4) Handling emergency slots without destroying the schedule (triage-first scheduling)
Veterinary emergencies are emotional, fast, and unpredictable. The calls you get most often sound like: “hit by car,” “possible poisoning,” “difficulty breathing,” “seizure,” “bloated belly,” “won’t eat for two days,” or “bleeding after surgery.” Owners usually call multiple clinics until someone answers.
Protect daily emergency capacity by design:
- Reserve 2 emergency slots/day minimum in a general practice: one mid-morning and one mid-afternoon.
- Keep one “flex room” if possible (a room that can become an emergency exam room or a quiet cat room).
- Use a triage script at the phone/desk to decide: ER now, urgent same-day, or next-day.
Simple triage categories you can use:
- “Go now” (drop everything): difficulty breathing, active seizure, hit by car, pale gums/collapse, suspected bloat, severe bleeding, toxin ingestion within 1–2 hours.

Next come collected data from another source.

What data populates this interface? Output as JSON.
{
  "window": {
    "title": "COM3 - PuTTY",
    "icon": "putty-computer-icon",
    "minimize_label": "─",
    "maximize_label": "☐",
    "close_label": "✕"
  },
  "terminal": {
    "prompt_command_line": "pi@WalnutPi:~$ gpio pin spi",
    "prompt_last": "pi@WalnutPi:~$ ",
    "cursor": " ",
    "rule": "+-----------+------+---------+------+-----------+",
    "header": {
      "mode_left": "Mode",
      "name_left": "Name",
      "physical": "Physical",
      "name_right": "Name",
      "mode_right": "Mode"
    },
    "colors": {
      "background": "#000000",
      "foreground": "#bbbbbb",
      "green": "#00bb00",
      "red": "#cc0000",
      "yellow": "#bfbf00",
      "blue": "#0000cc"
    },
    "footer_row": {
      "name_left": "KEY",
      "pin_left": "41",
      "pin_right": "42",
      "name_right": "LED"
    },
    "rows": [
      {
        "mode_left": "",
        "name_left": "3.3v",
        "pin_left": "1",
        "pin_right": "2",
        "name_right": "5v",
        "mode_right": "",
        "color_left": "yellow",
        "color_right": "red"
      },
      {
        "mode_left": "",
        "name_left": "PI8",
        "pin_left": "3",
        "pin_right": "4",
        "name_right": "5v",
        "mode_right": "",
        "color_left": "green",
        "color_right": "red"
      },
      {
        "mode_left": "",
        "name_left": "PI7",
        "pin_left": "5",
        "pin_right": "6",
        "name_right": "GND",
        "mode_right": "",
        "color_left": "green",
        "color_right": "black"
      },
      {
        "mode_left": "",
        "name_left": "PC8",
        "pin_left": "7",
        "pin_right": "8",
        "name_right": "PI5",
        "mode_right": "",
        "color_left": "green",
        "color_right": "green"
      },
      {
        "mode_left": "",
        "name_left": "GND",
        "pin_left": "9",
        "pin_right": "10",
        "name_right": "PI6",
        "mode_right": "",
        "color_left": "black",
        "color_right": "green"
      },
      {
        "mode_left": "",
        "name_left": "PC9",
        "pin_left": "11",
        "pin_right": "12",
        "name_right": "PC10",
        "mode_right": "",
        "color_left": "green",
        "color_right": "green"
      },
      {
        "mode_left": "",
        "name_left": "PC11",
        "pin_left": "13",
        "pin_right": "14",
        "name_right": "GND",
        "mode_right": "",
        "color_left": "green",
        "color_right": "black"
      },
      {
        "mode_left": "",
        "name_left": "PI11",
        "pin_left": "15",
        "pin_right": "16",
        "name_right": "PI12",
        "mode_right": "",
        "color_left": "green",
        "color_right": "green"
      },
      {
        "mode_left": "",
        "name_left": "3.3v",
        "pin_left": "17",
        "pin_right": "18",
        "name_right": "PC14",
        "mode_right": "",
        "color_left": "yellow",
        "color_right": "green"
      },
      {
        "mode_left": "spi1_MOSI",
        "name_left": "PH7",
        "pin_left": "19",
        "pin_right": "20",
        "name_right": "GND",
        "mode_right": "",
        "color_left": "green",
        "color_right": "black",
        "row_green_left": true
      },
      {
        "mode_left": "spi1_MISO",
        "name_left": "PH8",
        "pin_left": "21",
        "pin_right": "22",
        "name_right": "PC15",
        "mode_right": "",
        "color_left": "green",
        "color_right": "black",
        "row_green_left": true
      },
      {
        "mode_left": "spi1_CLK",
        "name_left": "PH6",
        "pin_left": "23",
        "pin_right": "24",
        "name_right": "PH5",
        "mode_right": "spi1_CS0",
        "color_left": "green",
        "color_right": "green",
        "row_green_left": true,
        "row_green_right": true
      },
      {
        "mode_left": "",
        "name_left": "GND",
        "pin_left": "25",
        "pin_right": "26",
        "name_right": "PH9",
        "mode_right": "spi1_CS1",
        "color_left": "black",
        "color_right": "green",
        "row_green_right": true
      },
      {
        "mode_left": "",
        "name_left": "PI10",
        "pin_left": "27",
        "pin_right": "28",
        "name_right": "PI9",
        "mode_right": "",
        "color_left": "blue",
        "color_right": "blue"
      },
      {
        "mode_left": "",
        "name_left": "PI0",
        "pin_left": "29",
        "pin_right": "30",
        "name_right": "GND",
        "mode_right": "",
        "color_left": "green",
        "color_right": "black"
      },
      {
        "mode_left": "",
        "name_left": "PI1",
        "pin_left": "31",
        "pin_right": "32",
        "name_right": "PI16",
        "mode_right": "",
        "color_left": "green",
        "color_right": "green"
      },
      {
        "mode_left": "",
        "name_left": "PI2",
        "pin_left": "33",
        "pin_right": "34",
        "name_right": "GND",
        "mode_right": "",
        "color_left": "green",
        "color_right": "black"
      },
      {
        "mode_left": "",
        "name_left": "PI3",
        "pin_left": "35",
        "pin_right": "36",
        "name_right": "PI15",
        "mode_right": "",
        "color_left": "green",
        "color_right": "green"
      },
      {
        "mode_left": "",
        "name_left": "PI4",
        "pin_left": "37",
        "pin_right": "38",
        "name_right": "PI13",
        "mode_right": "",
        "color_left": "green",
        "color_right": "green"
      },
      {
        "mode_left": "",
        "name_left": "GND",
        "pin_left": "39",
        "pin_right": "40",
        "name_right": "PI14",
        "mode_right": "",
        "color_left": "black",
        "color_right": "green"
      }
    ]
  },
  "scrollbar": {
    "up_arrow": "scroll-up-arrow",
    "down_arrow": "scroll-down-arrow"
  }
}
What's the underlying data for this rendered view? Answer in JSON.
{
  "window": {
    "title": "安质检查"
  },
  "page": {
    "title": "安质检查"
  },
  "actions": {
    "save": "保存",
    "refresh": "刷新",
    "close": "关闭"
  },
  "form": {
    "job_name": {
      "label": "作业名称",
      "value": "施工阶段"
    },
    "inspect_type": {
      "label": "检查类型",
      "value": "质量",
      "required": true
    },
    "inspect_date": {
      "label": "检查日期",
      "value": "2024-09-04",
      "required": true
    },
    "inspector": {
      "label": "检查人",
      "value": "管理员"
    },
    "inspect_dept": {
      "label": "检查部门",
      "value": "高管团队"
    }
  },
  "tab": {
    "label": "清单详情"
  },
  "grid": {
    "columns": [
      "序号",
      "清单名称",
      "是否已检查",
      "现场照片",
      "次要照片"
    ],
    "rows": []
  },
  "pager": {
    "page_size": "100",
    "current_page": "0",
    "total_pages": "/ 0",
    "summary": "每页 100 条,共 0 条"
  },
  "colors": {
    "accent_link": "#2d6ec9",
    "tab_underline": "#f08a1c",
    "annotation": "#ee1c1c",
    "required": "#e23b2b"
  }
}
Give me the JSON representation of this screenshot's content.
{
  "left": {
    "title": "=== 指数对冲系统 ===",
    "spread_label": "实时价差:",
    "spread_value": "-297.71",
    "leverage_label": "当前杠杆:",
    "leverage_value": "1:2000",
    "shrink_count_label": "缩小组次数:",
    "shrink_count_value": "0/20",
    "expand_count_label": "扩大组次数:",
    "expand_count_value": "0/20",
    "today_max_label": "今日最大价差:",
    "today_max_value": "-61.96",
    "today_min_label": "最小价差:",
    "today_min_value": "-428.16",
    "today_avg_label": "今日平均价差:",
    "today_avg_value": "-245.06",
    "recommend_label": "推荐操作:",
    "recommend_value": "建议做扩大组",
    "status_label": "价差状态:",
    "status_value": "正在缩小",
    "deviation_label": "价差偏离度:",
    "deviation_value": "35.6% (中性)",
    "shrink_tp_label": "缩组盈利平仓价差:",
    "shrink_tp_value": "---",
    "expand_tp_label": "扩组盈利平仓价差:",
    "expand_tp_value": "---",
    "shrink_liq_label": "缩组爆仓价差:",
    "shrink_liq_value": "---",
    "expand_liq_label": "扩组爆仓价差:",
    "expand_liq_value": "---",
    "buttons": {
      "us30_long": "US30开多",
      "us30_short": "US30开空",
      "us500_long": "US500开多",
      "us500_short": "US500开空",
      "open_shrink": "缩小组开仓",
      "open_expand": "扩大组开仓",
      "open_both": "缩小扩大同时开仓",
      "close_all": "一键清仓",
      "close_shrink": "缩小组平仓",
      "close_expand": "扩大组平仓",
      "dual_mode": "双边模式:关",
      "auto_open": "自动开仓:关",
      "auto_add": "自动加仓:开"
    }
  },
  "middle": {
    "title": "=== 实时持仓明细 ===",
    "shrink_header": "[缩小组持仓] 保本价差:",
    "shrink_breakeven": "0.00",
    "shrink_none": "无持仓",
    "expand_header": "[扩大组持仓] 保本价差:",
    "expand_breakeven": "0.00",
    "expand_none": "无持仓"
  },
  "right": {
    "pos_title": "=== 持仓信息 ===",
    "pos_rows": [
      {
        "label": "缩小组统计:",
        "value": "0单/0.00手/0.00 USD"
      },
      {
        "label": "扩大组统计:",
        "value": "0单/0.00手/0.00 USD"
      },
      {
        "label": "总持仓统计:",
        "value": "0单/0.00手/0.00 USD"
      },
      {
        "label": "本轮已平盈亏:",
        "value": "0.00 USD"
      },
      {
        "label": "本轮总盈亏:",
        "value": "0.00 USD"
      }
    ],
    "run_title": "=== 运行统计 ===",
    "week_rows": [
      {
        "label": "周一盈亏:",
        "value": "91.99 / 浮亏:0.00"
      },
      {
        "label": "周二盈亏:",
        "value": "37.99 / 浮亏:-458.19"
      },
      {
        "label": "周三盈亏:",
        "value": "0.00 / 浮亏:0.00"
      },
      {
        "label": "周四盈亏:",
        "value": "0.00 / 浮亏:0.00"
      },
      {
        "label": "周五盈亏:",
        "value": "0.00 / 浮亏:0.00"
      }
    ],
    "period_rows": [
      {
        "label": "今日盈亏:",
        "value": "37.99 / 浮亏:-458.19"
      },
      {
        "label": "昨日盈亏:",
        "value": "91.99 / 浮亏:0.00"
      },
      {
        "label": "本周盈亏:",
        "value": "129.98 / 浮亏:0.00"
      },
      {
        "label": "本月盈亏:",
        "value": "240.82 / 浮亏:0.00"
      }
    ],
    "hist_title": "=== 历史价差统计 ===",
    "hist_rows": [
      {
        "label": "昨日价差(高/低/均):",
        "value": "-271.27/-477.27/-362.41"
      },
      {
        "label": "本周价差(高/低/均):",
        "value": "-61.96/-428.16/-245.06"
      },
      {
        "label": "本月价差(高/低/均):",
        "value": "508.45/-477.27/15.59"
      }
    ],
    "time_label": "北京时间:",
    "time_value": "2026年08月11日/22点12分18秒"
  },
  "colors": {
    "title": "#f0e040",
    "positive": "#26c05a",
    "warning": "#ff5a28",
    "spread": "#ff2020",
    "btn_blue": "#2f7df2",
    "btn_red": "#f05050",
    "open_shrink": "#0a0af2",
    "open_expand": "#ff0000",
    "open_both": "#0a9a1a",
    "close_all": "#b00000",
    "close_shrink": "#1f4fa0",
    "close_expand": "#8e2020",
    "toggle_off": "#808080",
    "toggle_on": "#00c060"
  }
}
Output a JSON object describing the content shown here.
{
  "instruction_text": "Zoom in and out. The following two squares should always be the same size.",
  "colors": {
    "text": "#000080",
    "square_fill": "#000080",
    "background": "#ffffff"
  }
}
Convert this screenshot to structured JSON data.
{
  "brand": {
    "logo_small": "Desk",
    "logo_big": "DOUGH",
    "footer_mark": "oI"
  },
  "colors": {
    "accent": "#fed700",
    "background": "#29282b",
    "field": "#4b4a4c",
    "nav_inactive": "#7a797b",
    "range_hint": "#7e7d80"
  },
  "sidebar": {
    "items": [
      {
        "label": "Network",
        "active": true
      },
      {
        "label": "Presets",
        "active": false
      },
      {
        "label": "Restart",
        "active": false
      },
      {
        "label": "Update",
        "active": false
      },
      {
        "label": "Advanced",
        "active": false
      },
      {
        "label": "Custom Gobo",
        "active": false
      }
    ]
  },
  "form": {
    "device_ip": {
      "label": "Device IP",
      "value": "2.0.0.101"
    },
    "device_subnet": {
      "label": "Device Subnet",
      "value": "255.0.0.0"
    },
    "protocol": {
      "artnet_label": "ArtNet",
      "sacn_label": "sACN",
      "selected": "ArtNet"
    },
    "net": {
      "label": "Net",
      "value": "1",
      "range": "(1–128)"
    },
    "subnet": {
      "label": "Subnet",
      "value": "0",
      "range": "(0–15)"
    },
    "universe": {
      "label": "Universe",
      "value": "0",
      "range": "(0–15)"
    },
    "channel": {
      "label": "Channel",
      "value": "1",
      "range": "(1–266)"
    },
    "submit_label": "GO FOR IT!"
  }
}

- “Same-day urgent”: not eating, repeated vomiting/diarrhea, painful limping, urinary straining, eye injury.
- “Soon but can wait”: mild itch, chronic ear issues, stable recheck.
When you take an emergency, don’t pretend it won’t affect the schedule. Tell the waiting clients the truth: “We have an emergency breathing case. It may add 20–40 minutes. We can reschedule or you can wait.” Clear options reduce anger.
If you miss emergency calls after-hours, you lose the case to the first clinic that answers. SkipCalls can answer 24/7, capture the reason for the call (like “possible poisoning”), and route urgent messages so you can decide whether to come in, refer, or direct them to the nearest ER.
Key takeaway: Reserve emergency slots daily and triage by symptoms so true emergencies get in without sinking the rest of the day.